All'inizio del pomeriggio si avvicinava al 40% la percentuale degli oltre 6 milioni di israeliani chiamati questo martedì 9 aprile ad eleggere il nuovo Parlamento.
Il risultato, che verrà anticipato dai primi exit poll dopo le 22 (ora locale), alla chiusura delle urne, non sarà comunque una sorpresa, dato che tutti i sondaggi pre elettorali concordano nell'assegnare la vittoria allo schieramento di centro destra. Quello che sarà però interessante sapere è se il più moderato partito di Benny Gantz, il Kahol Lavan, riuscirà a conquistare più seggi del Likud di Benjamin Netanyahu.
L'attuale premier per recuperare terreno ha cercato consensi tra la destra più estrema, che si rifà ai coloni e ai credenti ultraortodossi, ottenendo - per quel che vale - il pieno riconoscimento degli Usa sul controllo di Israele delle alture del Golan e promettendo l'annessione allo Stato ebraico delle colonie in Cisgiordania.
Netanyahu e consorte sono inseguiti dalla magistratura del proprio Paese che li vuole processare perché li ritiene colpevoli di corruzione.
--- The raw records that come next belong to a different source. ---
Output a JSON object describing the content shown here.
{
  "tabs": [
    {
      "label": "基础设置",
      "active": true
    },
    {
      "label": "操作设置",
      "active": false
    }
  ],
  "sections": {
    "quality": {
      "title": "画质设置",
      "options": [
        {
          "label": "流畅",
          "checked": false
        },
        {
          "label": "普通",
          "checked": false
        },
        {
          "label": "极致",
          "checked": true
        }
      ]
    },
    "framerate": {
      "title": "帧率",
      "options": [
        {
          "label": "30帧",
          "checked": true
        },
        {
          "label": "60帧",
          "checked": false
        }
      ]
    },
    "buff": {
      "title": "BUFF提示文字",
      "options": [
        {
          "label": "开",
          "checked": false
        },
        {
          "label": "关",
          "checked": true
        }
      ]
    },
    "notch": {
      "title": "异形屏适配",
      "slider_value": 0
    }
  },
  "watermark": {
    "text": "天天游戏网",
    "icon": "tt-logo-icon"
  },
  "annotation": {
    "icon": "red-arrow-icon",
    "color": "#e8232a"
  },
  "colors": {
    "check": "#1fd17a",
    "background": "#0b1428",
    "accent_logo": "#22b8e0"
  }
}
Quindi, è facile comprendere quanto sia necessario per l'attuale primo ministro ottenere il numero più alto possibile di voti per poter pretendere, ancora una volta, di sedere a capo del governo.
Le scelte di Netanyahu - nell'ultima legislatura presentando la legge Stato Nazione ha praticamente ufficializzato l'apartheid in Israele - hanno portato lo Stato ebraico su posizioni sempre più radicali, allontanando la possibilità di un piano di pace credibile.
Nel caso dovesse nuovamente riuscire a formare un nuovo governo da lui guidato, è chiaro che sarebbe utopico sperare che si possa riavviare un piano di pace in Medio Oriente.